French Prime Minister Édouard Philippe has vowed to “restore national unity” after violence broke out during a fourth consecutive weekend of protests.
Police used tear gas and rubber bullets on Saturday – the latest day of “yellow vest” demonstrations against fuel tax rises and high living costs.
More than 1,700 people were arrested, but the violence was not on the same level as a week earlier.
Discussions with peaceful protesters “must continue”, Mr Philippe said.
He added: “No tax should jeopardise our national unity. We must now rebuild that national unity through dialogue, through work, and by coming together.”
He said President Emmanuel Macron – who many protesters want to stand down – would soon “put forward measures to foster this dialogue”.
French Interior Minister Christophe Castaner praised police – who had been deployed in force – for containing much of the unrest.
In a tweet late on Saturday, Mr Macron thanked the security forces for their “courage and exceptional professionalism”.
What happened on Saturday?
An estimated 125,000 people took part in marches across the country on Saturday, the interior ministry said.
Nearly 90,000 officers had been deployed, including 8,000 in Paris where 12 armoured vehicles were also used.
Around 10,000 people demonstrated in the capital, where the scenes were the most destructive. Windows were smashed, cars were burned and shops were looted.
Video footage showed protesters hit by rubber bullets – including in the face. At least three members of the press were among those hit.
Seventeen police officers were also hurt, Mr Castaner said.
- 17 November: 282,000 protesters – one dead, 409 wounded – 73 in custody
- 24 November: 166,000 protesters – 84 wounded – 307 in custody
- 1 December: 136,000 protesters – 263 wounded – 630 in custody
- 8 December : 125,000 protesters – 118 wounded – 1,723 arrested
Where are we with the yellow vest movement?
The “gilets jaunes” protesters are so-called because they have taken to the streets wearing the high-visibility yellow clothing that is required to be carried in every vehicle by French law.
Over the past few weeks, the social media movement has morphed from a protest over fuel prices to a leaderless spectrum of interest groups and differing demands.
Its core aim, to highlight the economic frustration and political distrust of poorer working families, still has widespread support.
An opinion poll on Friday showed a dip in support for the protests, but it still stood at 66%.
Meanwhile, President Macron’s ratings have fallen to 23% amid the crisis, polls suggest.

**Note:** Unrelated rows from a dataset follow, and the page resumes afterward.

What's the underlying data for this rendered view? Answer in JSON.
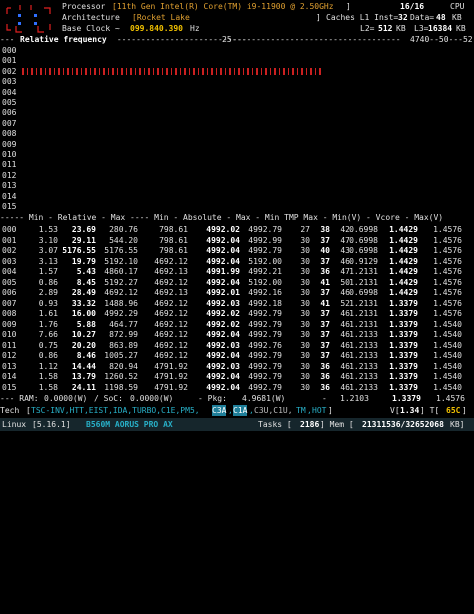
{
  "header": {
    "logo_icon": "processor-logo-icon",
    "processor_label": "Processor",
    "processor_value": "[11th Gen Intel(R) Core(TM) i9-11900 @ 2.50GHz",
    "processor_close": "]",
    "threads": "16/16",
    "cpu_label": "CPU",
    "arch_label": "Architecture",
    "arch_value": "[Rocket Lake",
    "arch_close": "]",
    "caches_label": "Caches L1 Inst=",
    "l1_inst": "32",
    "l1_data_label": "Data=",
    "l1_data": "48",
    "kb1": "KB",
    "base_clock_label": "Base Clock ~",
    "base_clock_value": "099.840.390",
    "hz": "Hz",
    "l2_label": "L2=",
    "l2": "512",
    "kb2": "KB",
    "l3_label": "L3=",
    "l3": "16384",
    "kb3": "KB"
  },
  "freq_bar": {
    "prefix": "--- ",
    "title": "Relative frequency",
    "mid_dashes": " ---------------------------",
    "tick25": "25",
    "tail": "-----------------------------------",
    "ticks": "4740--50---52"
  },
  "freq_rows": [
    {
      "id": "000",
      "bars": 0
    },
    {
      "id": "001",
      "bars": 0
    },
    {
      "id": "002",
      "bars": 67
    },
    {
      "id": "003",
      "bars": 0
    },
    {
      "id": "004",
      "bars": 0
    },
    {
      "id": "005",
      "bars": 0
    },
    {
      "id": "006",
      "bars": 0
    },
    {
      "id": "007",
      "bars": 0
    },
    {
      "id": "008",
      "bars": 0
    },
    {
      "id": "009",
      "bars": 0
    },
    {
      "id": "010",
      "bars": 0
    },
    {
      "id": "011",
      "bars": 0
    },
    {
      "id": "012",
      "bars": 0
    },
    {
      "id": "013",
      "bars": 0
    },
    {
      "id": "014",
      "bars": 0
    },
    {
      "id": "015",
      "bars": 0
    }
  ],
  "table_header": "----- Min - Relative - Max ---- Min - Absolute - Max - Min TMP Max - Min(V) - Vcore - Max(V)",
  "table_rows": [
    {
      "id": "000",
      "min": "1.53",
      "rel": "23.69",
      "max": "280.76",
      "amin": "798.61",
      "abs": "4992.02",
      "amax": "4992.79",
      "tmin": "27",
      "tmp": "38",
      "tmax": "42",
      "vmin": "0.6998",
      "vcore": "1.4429",
      "vmax": "1.4576"
    },
    {
      "id": "001",
      "min": "3.10",
      "rel": "29.11",
      "max": "544.20",
      "amin": "798.61",
      "abs": "4992.04",
      "amax": "4992.99",
      "tmin": "30",
      "tmp": "37",
      "tmax": "47",
      "vmin": "0.6998",
      "vcore": "1.4429",
      "vmax": "1.4576"
    },
    {
      "id": "002",
      "min": "3.07",
      "rel": "5176.55",
      "max": "5176.55",
      "amin": "798.61",
      "abs": "4992.04",
      "amax": "4992.79",
      "tmin": "30",
      "tmp": "40",
      "tmax": "43",
      "vmin": "0.6998",
      "vcore": "1.4429",
      "vmax": "1.4576"
    },
    {
      "id": "003",
      "min": "3.13",
      "rel": "19.79",
      "max": "5192.10",
      "amin": "4692.12",
      "abs": "4992.04",
      "amax": "5192.00",
      "tmin": "30",
      "tmp": "37",
      "tmax": "46",
      "vmin": "0.9129",
      "vcore": "1.4429",
      "vmax": "1.4576"
    },
    {
      "id": "004",
      "min": "1.57",
      "rel": "5.43",
      "max": "4860.17",
      "amin": "4692.13",
      "abs": "4991.99",
      "amax": "4992.21",
      "tmin": "30",
      "tmp": "36",
      "tmax": "47",
      "vmin": "1.2131",
      "vcore": "1.4429",
      "vmax": "1.4576"
    },
    {
      "id": "005",
      "min": "0.86",
      "rel": "8.45",
      "max": "5192.27",
      "amin": "4692.12",
      "abs": "4992.04",
      "amax": "5192.00",
      "tmin": "30",
      "tmp": "41",
      "tmax": "50",
      "vmin": "1.2131",
      "vcore": "1.4429",
      "vmax": "1.4576"
    },
    {
      "id": "006",
      "min": "2.89",
      "rel": "28.49",
      "max": "4692.12",
      "amin": "4692.13",
      "abs": "4992.01",
      "amax": "4992.16",
      "tmin": "30",
      "tmp": "37",
      "tmax": "46",
      "vmin": "0.6998",
      "vcore": "1.4429",
      "vmax": "1.4576"
    },
    {
      "id": "007",
      "min": "0.93",
      "rel": "33.32",
      "max": "1488.96",
      "amin": "4692.12",
      "abs": "4992.03",
      "amax": "4992.18",
      "tmin": "30",
      "tmp": "41",
      "tmax": "52",
      "vmin": "1.2131",
      "vcore": "1.3379",
      "vmax": "1.4576"
    },
    {
      "id": "008",
      "min": "1.61",
      "rel": "16.00",
      "max": "4992.29",
      "amin": "4692.12",
      "abs": "4992.02",
      "amax": "4992.79",
      "tmin": "30",
      "tmp": "37",
      "tmax": "46",
      "vmin": "1.2131",
      "vcore": "1.3379",
      "vmax": "1.4576"
    },
    {
      "id": "009",
      "min": "1.76",
      "rel": "5.88",
      "max": "464.77",
      "amin": "4692.12",
      "abs": "4992.02",
      "amax": "4992.79",
      "tmin": "30",
      "tmp": "37",
      "tmax": "46",
      "vmin": "1.2131",
      "vcore": "1.3379",
      "vmax": "1.4540"
    },
    {
      "id": "010",
      "min": "7.66",
      "rel": "10.27",
      "max": "872.99",
      "amin": "4692.12",
      "abs": "4992.04",
      "amax": "4992.79",
      "tmin": "30",
      "tmp": "37",
      "tmax": "46",
      "vmin": "1.2133",
      "vcore": "1.3379",
      "vmax": "1.4540"
    },
    {
      "id": "011",
      "min": "0.75",
      "rel": "20.20",
      "max": "863.89",
      "amin": "4692.12",
      "abs": "4992.03",
      "amax": "4992.76",
      "tmin": "30",
      "tmp": "37",
      "tmax": "46",
      "vmin": "1.2133",
      "vcore": "1.3379",
      "vmax": "1.4540"
    },
    {
      "id": "012",
      "min": "0.86",
      "rel": "8.46",
      "max": "1005.27",
      "amin": "4692.12",
      "abs": "4992.04",
      "amax": "4992.79",
      "tmin": "30",
      "tmp": "37",
      "tmax": "46",
      "vmin": "1.2133",
      "vcore": "1.3379",
      "vmax": "1.4540"
    },
    {
      "id": "013",
      "min": "1.12",
      "rel": "14.44",
      "max": "820.94",
      "amin": "4791.92",
      "abs": "4992.03",
      "amax": "4992.79",
      "tmin": "30",
      "tmp": "36",
      "tmax": "46",
      "vmin": "1.2133",
      "vcore": "1.3379",
      "vmax": "1.4540"
    },
    {
      "id": "014",
      "min": "1.58",
      "rel": "13.79",
      "max": "1260.52",
      "amin": "4791.92",
      "abs": "4992.04",
      "amax": "4992.79",
      "tmin": "30",
      "tmp": "36",
      "tmax": "46",
      "vmin": "1.2133",
      "vcore": "1.3379",
      "vmax": "1.4540"
    },
    {
      "id": "015",
      "min": "1.58",
      "rel": "24.11",
      "max": "1198.59",
      "amin": "4791.92",
      "abs": "4992.04",
      "amax": "4992.79",
      "tmin": "30",
      "tmp": "36",
      "tmax": "46",
      "vmin": "1.2133",
      "vcore": "1.3379",
      "vmax": "1.4540"
    }
  ],
  "power": {
    "ram_label": "--- RAM:",
    "ram": "0.0000(W)",
    "soc_label": "/ SoC:",
    "soc": "0.0000(W)",
    "pkg_label": "- Pkg:",
    "pkg": "4.9681(W)",
    "min_label": "-",
    "min_v": "1.2103",
    "vcore": "1.3379",
    "max_v": "1.4576"
  },
  "tech": {
    "label": "Tech",
    "open": "[",
    "enabled": "TSC-INV,HTT,EIST,IDA,TURBO,C1E,PM5,",
    "c3a": "C3A",
    "sep1": ",",
    "c1a": "C1A",
    "sep2": ",",
    "disabled": "C3U,C1U,",
    "tm": "TM",
    "sep3": ",",
    "hot": "HOT",
    "close": "]",
    "v_label": "V[",
    "v_value": "1.34",
    "t_label": "] T[",
    "t_value": "65C",
    "t_close": "]"
  },
  "footer": {
    "os": "Linux",
    "kernel": "[5.16.1]",
    "board": "B560M AORUS PRO AX",
    "tasks_label": "Tasks [",
    "tasks": "2186",
    "mem_label": "] Mem [",
    "mem": "21311536/32652068",
    "mem_unit": "KB]"
  },
  "colors": {
    "background": "#000000",
    "accent_yellow": "#f0c000",
    "accent_cyan": "#28b0c8",
    "bar_red": "#cc2020"
  }
}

What has the government conceded?
The government has said it is scrapping the unpopular fuel tax increases in its budget and has frozen electricity and gas prices for 2019.
The problem is that protests have erupted over other issues.
Granting concessions in some areas may not placate all the protesters, some of whom are calling for higher wages, lower taxes, better pensions, easier university requirements and even the resignation of the president.
Some of Mr Macron’s critics call him “the president of the rich”.